Уродство притягивает взгляд, гипнотизирует, не позволяет отвлечься.

— Уав, — повторила тварь, будто осмысленно говорила о чём-то, чего-то просила или даже настойчиво требовала.

— Ч… Чего тебе? — невольно спросил вдруг Фатин, сам себе изумившись и поспешно обернувшись кругом в испуге; но сквер был пуст.

Вновь последовал тот же самый сиплый ответ, а затем собака сделала пару шагов навстречу Фатину.

— Уйди, уйди, пошла прочь!.. — заспешил он, отмахиваясь руками и отступая назад. — Чего, чего тебе, уходи!

Собака замерла, взглянув на него коротко и блеснув чёрным влажным глазом. Она остановилась, сделав те пару шагов, и, увидев, как на неё машут, послушно присела, и опустила морду. Одно её ухо было изорвано, как тряпичный лоскут, и теперь повисло, ещё сильнее бросаясь в глаза.

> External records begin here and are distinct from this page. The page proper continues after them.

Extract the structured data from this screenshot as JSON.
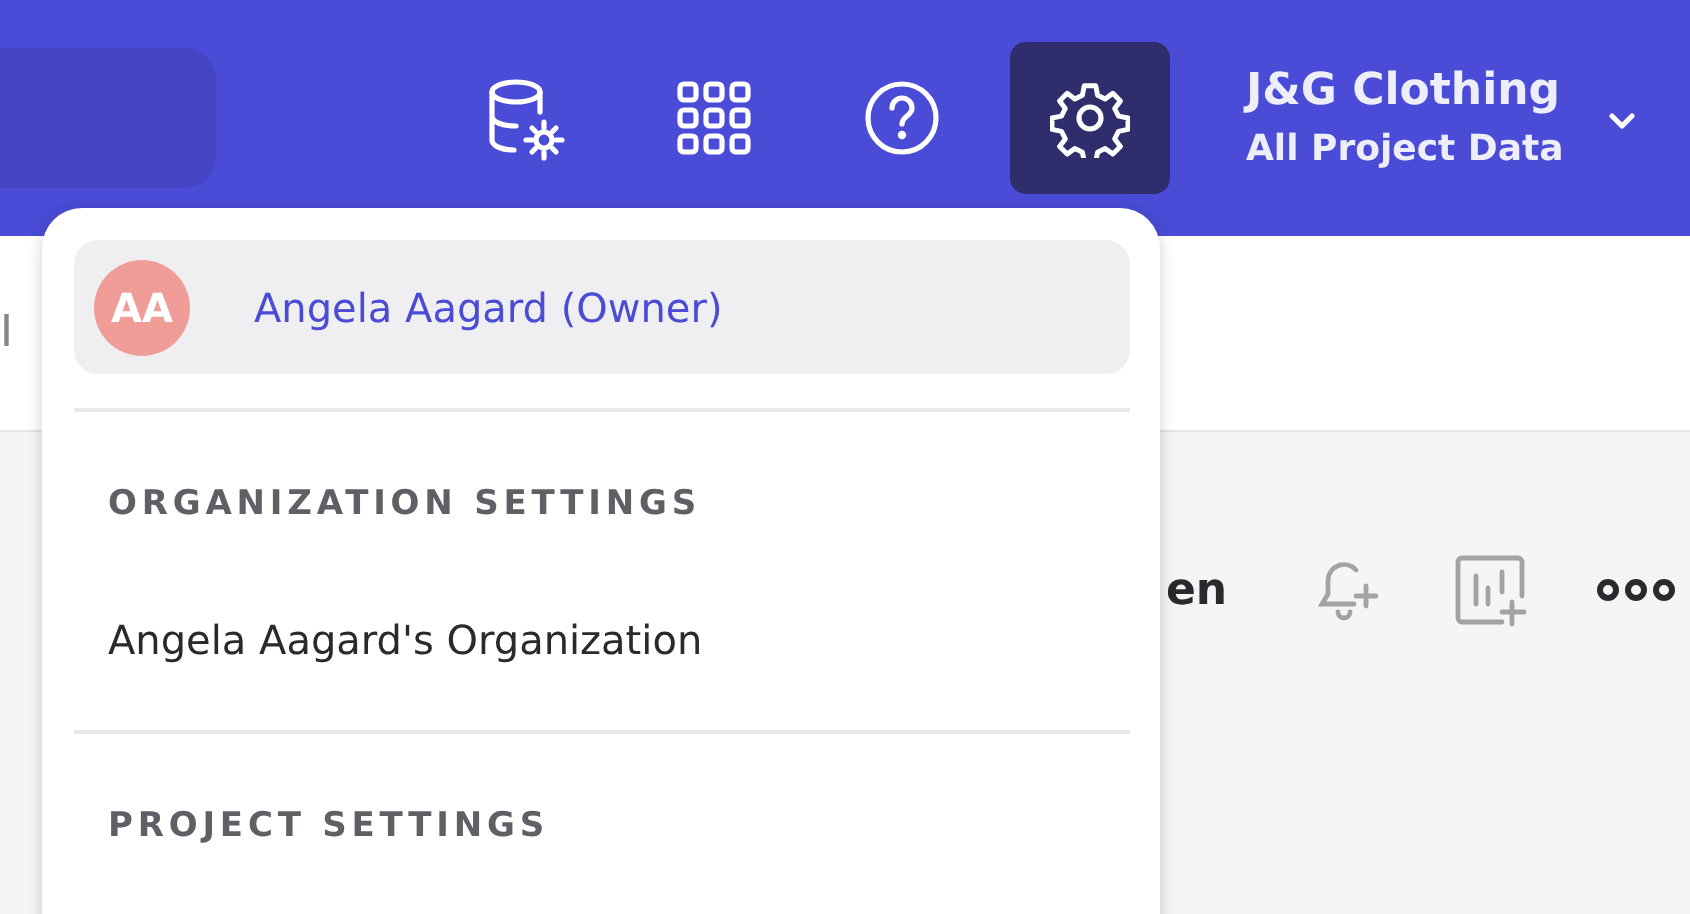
{
  "header": {
    "nav_buttons": [
      {
        "kind": "database",
        "selected": false
      },
      {
        "kind": "apps",
        "selected": false
      },
      {
        "kind": "help",
        "selected": false
      },
      {
        "kind": "settings",
        "selected": true
      }
    ],
    "project": {
      "name": "J&G Clothing",
      "scope": "All Project Data"
    }
  },
  "background": {
    "tab_text": "I",
    "toolbar_text": "en",
    "toolbar_icons": [
      {
        "kind": "bell-plus"
      },
      {
        "kind": "chart-plus"
      },
      {
        "kind": "more"
      }
    ]
  },
  "menu": {
    "user": {
      "initials": "AA",
      "name": "Angela Aagard (Owner)",
      "hovered": true
    },
    "sections": [
      {
        "heading": "ORGANIZATION SETTINGS",
        "items": [
          "Angela Aagard's Organization"
        ]
      },
      {
        "heading": "PROJECT SETTINGS"
      }
    ]
  }
}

Размахивая руками, Фатин обнаружил вдруг в правой купленный им у метро ролл-сэндвич — ещё запечатанный, тёплый.

«Конечно! — мысленно хлопнул он сам себя по лбу. — Вот, что учуяла эта тварь!»

И как бы в ответ на эту его мысль, собака тут же вновь подняла морду, облизнувшись и как-то пискнув — совсем уже не по-собачьи; такой писк подобал бы мыши или котёнку, но никак не взрослой уличной псине размером с овчарку.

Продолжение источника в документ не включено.